I think it's important to be very, very selective about with whom, and how, I share my struggles with my children. Often, when people hear someone share frustrations and difficulties, they think it's because the person wants out. They also tend to "side" with you, and to think less of the one who is causing you such pain (which is not fair to your child).

Barb, sfo said...

People never fail to astound me in their capacity to be rude.

I will pray for your friend today....and I think Eileen's comment above has a lot of wisdom behind it.

Kristina said...

I like Eileen's comment. I would add, "Because I love him."

Maureen said...

"Because I'm his Mom."
Having a family that is a mixture of colors I sometimes get the strangest comments.
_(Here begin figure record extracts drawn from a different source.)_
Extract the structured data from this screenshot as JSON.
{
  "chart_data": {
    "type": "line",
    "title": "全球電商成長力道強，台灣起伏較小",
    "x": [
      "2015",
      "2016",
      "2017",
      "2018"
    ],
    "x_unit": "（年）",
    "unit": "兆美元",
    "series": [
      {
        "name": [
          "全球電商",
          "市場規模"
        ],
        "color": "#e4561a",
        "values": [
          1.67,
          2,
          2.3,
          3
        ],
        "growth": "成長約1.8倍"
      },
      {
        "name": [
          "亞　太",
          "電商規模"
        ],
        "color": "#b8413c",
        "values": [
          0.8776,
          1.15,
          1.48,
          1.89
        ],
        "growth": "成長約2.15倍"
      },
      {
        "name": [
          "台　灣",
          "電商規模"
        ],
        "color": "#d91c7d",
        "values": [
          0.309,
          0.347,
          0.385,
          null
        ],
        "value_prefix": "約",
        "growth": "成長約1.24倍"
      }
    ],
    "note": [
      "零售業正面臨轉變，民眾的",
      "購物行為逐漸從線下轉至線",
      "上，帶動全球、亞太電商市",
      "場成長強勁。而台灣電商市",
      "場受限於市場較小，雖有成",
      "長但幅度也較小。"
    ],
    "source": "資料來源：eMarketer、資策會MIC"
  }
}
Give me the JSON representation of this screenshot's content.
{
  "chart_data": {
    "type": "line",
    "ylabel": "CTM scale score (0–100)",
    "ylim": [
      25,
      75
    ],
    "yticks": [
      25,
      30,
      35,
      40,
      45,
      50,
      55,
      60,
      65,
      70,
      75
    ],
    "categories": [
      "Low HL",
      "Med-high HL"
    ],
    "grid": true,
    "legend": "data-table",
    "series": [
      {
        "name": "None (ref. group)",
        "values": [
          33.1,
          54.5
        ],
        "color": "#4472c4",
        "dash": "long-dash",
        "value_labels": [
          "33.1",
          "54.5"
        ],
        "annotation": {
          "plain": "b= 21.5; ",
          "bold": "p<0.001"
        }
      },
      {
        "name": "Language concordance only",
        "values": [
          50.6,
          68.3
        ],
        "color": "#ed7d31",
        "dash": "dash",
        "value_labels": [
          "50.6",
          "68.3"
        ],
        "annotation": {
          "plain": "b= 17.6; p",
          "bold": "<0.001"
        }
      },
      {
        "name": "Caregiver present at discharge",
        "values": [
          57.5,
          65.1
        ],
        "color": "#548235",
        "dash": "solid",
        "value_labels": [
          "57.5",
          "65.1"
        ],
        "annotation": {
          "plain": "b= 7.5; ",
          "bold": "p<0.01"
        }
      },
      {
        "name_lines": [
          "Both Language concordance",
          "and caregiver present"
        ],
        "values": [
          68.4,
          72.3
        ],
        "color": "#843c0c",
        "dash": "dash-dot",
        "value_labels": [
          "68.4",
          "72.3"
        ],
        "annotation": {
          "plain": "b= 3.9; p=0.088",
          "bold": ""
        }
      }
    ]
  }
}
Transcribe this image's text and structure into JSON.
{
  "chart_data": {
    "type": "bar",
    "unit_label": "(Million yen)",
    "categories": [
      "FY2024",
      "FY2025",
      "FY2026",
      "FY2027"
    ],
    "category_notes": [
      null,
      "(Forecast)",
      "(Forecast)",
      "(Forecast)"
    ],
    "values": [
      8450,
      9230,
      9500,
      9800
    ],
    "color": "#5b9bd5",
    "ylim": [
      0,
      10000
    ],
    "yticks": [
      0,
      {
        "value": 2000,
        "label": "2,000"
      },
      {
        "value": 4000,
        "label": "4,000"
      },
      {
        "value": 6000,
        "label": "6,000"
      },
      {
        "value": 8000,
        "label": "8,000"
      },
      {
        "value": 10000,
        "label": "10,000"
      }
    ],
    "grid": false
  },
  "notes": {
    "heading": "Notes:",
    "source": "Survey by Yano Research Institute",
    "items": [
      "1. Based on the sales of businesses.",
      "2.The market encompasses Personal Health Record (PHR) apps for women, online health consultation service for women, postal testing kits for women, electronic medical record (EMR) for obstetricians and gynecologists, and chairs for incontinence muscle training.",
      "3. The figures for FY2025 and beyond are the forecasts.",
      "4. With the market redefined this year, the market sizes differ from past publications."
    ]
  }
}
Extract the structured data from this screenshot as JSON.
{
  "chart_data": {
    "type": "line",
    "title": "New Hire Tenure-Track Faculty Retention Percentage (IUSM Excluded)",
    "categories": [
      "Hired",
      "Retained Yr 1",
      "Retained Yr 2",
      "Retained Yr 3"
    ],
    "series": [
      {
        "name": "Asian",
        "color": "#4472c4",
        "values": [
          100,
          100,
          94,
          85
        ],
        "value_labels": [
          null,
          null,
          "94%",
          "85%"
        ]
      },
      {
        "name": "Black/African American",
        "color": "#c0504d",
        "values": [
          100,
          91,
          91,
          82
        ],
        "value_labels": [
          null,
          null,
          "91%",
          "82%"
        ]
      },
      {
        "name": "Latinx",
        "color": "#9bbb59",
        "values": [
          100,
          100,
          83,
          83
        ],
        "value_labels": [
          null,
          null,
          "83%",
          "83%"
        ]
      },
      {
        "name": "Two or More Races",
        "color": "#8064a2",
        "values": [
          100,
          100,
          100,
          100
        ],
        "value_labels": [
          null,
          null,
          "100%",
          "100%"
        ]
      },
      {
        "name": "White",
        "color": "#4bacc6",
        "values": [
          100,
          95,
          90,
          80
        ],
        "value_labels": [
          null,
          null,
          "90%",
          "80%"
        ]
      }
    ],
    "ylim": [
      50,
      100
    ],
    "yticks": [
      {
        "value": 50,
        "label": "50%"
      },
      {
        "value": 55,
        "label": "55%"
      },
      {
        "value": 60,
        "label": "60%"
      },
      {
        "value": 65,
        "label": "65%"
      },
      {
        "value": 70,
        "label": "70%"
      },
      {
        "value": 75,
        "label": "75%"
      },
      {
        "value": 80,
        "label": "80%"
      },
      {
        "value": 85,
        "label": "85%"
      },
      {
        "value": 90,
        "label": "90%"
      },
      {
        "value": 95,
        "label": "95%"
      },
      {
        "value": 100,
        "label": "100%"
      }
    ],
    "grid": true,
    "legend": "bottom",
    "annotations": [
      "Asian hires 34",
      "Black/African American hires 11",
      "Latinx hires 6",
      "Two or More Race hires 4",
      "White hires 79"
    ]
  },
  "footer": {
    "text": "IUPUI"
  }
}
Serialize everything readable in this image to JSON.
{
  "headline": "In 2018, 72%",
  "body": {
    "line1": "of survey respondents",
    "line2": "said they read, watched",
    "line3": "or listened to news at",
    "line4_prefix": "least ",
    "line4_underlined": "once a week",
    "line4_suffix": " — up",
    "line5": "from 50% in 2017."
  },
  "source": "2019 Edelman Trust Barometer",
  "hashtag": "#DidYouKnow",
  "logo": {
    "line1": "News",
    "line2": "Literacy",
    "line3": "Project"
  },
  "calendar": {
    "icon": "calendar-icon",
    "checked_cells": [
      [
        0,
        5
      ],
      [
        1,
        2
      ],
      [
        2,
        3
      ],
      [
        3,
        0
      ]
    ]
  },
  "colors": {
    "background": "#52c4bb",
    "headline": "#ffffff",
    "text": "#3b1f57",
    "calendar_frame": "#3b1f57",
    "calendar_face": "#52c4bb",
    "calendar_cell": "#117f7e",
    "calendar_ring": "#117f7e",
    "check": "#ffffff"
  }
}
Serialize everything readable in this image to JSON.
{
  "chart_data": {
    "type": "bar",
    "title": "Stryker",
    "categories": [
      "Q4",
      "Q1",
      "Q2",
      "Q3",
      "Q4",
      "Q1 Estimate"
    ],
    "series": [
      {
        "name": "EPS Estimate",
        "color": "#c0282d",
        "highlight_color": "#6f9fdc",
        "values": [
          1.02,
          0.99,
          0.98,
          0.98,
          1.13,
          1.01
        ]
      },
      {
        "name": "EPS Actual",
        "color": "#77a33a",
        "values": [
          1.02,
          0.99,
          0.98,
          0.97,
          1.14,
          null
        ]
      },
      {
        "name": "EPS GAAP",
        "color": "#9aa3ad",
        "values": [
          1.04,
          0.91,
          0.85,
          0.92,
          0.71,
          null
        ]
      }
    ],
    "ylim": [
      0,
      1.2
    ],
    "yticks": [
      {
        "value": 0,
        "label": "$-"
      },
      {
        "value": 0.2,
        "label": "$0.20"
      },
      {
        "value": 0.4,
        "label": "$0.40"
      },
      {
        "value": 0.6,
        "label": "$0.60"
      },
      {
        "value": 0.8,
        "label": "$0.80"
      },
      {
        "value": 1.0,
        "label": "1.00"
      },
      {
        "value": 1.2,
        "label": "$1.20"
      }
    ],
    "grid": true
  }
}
I always presume the best intentions and answer never know when it might make someone stop and think about their preconceptions.

Anne said...

As a mother to both biological and adoptive children, I tell them and others that it is GOD who built my family and it is GOD who will give me the graces needed to parent each of them. But that does not mean that I won't struggle.

One child is not better than another. Each is unique and an individual, but I love them all. God loves each of us as individuals. He died for each of us, not as a 'unit.' And if they have any comments about my children, they better bring up to God first. Then they can make a comment to me.

Becky said...

Oh, that is such a terrible comment. Basically she is chose this so you deserve it. Horrible. I don't know what I would say...I know I can't think of anything kind...or clean! It makes me sad that women aren't more supportive of each other...especially as mothers. God bless this mom and I'm sending my love through prayers for her...and the dork who made that comment.

scmom (Barbara) said...

I have no idea what I would say to someone posing such a rude question. It might be equally rude. I know, however, that I ask myself this question all the time and my children are all biologically mine! Yes, all kids provide their own special headaches (and heartaches) to their parents. But, that's what parenting is all about -- it's a combination of trial and joy.

Life in Fitzville said...

Some comments are not even worth a response... but I like that first one... because he is my son.

I will also say that while I haven't had anyone be so blunt, I have had people pose the same question to me.